JAKARTA, HUMAS MKRI - Mahkamah Konstitusi (MK) tidak dapat menerima uji materiil Undang-Undang Nomor 20 Tahun 2003 tentang Sistem Pendidikan Nasional dan Undang-Undang Nomor 12 Tahun 2012 tentang Pendidikan Tinggi (UU Dikti). Putusan Nomor 45/PUU-XVI/2018 dan 47/PUU-XVI/2018 ini dibacakan oleh Ketua MK Anwar Usman dengan didampingi delapan hakim konstitusi lainnya pada Kamis (14/2/2019) siang.
Sebelumnya, Sabela Gayo yang merupakan Ketua Umum Asosiasi Pengacara Pengadaan Indonesia (APPI) selaku Pemohon meminta agar penyelenggaraan pendidikan profesi menjadi kewenangan absolut asosiasi profesi. Dalam permohonan Nomor 45/PUU-XVI/2018, ia menguji keberlakuan menguji Pasal 15, Pasal 20 ayat (3), Pasal 21 ayat (1), ayat (2), ayat (3), ayat (4), ayat (5), dan ayat (6), Pasal 25 ayat (1), Pasal 67 ayat (1), dan Pasal 68 ayat (1) dan ayat (2) UU Sisdiknas. Sementara Perkara Nomor 47/PUU-XVI/2018, ia menguji sejumlah pasal dalam UU Dikti. Ia menilai aturan mengenai pendidikan profesi sebagaimana diatur di dalam UU a quo telah membatasi ruang gerak APPI. Hal ini dinilai karena aturan a quo telah merampas hak konstitusional APPI sebagai badan hukum perkumpulan/asosiasi profesi untuk mengembangkan diri melalui program-program pendidikan dan pelatihan pengacara pengadaan dalam rangka meningkatkan kualitas hidup anggotanya.

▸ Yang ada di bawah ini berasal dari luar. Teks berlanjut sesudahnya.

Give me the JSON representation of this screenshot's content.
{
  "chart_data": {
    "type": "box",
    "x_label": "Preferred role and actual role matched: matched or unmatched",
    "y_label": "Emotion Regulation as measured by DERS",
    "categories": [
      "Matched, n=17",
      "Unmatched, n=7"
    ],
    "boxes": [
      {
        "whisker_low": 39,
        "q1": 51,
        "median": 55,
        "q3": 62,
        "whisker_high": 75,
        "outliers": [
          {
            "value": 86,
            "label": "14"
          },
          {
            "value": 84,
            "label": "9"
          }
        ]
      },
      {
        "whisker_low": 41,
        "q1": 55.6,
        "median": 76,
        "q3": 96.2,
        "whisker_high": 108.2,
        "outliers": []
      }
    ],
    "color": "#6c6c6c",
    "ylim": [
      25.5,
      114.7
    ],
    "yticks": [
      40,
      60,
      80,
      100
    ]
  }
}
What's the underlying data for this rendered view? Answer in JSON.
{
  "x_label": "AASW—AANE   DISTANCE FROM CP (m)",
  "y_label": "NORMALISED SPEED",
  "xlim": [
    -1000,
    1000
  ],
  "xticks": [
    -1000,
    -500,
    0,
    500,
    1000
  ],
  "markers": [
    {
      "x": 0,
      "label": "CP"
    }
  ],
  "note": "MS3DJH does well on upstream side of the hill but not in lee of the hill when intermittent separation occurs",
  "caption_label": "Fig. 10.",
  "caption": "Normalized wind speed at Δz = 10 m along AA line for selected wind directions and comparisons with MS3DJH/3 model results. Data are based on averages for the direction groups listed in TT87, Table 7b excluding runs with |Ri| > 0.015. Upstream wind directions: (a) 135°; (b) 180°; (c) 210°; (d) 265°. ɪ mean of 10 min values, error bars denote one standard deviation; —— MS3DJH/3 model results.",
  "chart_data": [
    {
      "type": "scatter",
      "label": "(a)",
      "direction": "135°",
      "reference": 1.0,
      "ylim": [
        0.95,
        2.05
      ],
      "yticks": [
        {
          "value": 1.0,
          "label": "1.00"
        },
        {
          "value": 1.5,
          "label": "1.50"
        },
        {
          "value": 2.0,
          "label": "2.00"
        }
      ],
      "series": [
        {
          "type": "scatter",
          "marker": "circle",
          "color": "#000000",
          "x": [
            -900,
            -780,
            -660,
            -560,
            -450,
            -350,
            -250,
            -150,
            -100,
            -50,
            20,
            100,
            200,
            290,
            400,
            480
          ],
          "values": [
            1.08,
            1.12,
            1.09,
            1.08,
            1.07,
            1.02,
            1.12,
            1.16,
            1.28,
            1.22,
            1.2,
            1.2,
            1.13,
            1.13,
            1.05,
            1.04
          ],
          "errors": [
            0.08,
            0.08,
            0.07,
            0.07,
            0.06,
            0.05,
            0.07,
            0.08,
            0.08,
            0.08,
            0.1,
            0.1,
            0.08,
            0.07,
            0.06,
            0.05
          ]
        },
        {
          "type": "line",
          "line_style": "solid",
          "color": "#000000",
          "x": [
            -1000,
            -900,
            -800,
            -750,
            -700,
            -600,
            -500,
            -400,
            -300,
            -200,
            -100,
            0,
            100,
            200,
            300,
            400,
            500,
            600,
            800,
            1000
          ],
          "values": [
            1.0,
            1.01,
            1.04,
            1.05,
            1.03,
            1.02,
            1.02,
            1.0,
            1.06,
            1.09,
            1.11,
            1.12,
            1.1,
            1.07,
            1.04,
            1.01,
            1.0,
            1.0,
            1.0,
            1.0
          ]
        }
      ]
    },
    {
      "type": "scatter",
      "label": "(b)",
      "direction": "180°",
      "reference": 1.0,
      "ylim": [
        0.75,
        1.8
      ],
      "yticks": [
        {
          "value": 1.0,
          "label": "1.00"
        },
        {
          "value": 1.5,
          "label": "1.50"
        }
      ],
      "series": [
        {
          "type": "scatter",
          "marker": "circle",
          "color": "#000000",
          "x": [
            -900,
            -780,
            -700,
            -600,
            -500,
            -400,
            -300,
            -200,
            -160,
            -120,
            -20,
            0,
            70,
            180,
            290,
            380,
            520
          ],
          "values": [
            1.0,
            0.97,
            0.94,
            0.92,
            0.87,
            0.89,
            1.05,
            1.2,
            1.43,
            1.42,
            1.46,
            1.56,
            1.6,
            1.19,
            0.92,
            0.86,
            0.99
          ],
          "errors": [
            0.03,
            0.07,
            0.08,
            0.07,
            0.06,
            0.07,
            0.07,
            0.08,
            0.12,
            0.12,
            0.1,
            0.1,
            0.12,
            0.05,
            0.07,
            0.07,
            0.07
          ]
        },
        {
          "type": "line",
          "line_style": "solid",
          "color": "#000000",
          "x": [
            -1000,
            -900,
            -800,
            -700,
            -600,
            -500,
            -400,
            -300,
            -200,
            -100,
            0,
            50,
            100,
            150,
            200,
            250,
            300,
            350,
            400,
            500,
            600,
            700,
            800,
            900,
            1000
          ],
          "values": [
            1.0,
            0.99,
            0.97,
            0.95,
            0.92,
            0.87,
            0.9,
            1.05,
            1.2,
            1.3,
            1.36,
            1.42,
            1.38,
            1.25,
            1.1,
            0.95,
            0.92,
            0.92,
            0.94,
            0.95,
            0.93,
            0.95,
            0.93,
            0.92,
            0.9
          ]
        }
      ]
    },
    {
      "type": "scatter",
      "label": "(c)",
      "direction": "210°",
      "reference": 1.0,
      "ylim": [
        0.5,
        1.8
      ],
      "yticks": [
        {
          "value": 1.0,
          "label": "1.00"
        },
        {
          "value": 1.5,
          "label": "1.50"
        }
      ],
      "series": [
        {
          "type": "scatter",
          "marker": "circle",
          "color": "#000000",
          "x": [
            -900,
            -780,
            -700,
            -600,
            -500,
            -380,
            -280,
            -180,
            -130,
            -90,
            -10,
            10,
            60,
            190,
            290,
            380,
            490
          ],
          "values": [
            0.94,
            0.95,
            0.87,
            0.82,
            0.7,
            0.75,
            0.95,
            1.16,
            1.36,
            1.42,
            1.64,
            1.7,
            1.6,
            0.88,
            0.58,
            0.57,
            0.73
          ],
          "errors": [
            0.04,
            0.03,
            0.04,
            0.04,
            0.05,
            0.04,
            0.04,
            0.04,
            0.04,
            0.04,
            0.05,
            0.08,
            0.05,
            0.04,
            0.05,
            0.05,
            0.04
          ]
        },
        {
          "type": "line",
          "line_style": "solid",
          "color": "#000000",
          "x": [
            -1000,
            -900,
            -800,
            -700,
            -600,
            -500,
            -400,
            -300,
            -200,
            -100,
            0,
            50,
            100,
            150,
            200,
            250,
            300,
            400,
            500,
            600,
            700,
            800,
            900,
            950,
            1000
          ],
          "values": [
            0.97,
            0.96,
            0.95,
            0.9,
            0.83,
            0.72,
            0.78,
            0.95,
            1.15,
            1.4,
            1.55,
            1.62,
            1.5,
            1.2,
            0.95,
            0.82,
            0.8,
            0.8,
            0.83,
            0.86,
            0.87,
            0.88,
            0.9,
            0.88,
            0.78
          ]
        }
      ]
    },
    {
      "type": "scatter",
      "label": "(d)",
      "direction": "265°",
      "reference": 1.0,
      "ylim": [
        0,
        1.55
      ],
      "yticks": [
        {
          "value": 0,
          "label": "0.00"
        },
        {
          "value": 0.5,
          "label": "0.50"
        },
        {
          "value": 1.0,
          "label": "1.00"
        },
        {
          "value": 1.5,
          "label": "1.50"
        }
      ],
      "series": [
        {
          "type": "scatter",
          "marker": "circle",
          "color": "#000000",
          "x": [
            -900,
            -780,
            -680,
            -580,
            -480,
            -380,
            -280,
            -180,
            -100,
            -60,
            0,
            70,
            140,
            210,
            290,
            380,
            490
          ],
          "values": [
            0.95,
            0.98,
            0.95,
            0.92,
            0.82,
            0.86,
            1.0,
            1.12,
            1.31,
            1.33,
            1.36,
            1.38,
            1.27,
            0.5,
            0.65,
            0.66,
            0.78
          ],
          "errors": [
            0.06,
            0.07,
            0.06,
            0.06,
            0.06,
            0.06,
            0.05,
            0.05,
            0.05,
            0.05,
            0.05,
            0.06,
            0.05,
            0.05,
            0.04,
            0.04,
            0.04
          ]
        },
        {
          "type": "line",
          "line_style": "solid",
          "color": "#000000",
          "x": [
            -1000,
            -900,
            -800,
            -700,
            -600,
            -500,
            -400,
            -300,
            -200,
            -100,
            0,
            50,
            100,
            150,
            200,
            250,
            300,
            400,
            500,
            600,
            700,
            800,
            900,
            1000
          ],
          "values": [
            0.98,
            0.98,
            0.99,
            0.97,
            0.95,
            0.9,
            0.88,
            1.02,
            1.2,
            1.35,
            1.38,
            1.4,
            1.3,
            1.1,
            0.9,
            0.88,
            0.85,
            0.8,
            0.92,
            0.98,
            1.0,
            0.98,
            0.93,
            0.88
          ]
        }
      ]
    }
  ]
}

Dalam pertimbangan hukum yang dibacakan oleh Hakim Konstitusi I Dewa Gede Palguna, Pemohon tidak jelas dalam mendalilkan kerugian hak konstitusionalnya. Di satu pihak, Pemohon menekankan kualifikasinya sebagai Ketua APPI, sementara di pihak lain terdapat pula argumentasi yang menekankan sebagai perorangan warga Indonesia yang berprofesi sebagai advokat. Palguna melanjutkan penegasan menjadi penting, sebab dalam pokok permohonannya, Pemohon ternyata menekankan pada uraian yang oleh Pemohon didalilkan sebagai kerugian hak konstitusional APPI. Akan tetapi, lanjutnya, pada bagian awal permohonannya Pemohon juga menjelaskan kualifikasinya sebagai perorangan warga negara Indonesia yang berprofesi sebagai advokat.
“Keadaan demikian telah menjadikan uraian Pemohon dalam menjelaskan kedudukan hukumnya menjadi kabur sehingga Mahkamah berpendapat Pemohon tidak memiliki kedudukan hukum untuk mengajukan permohonan a quo,” ujar Palguna.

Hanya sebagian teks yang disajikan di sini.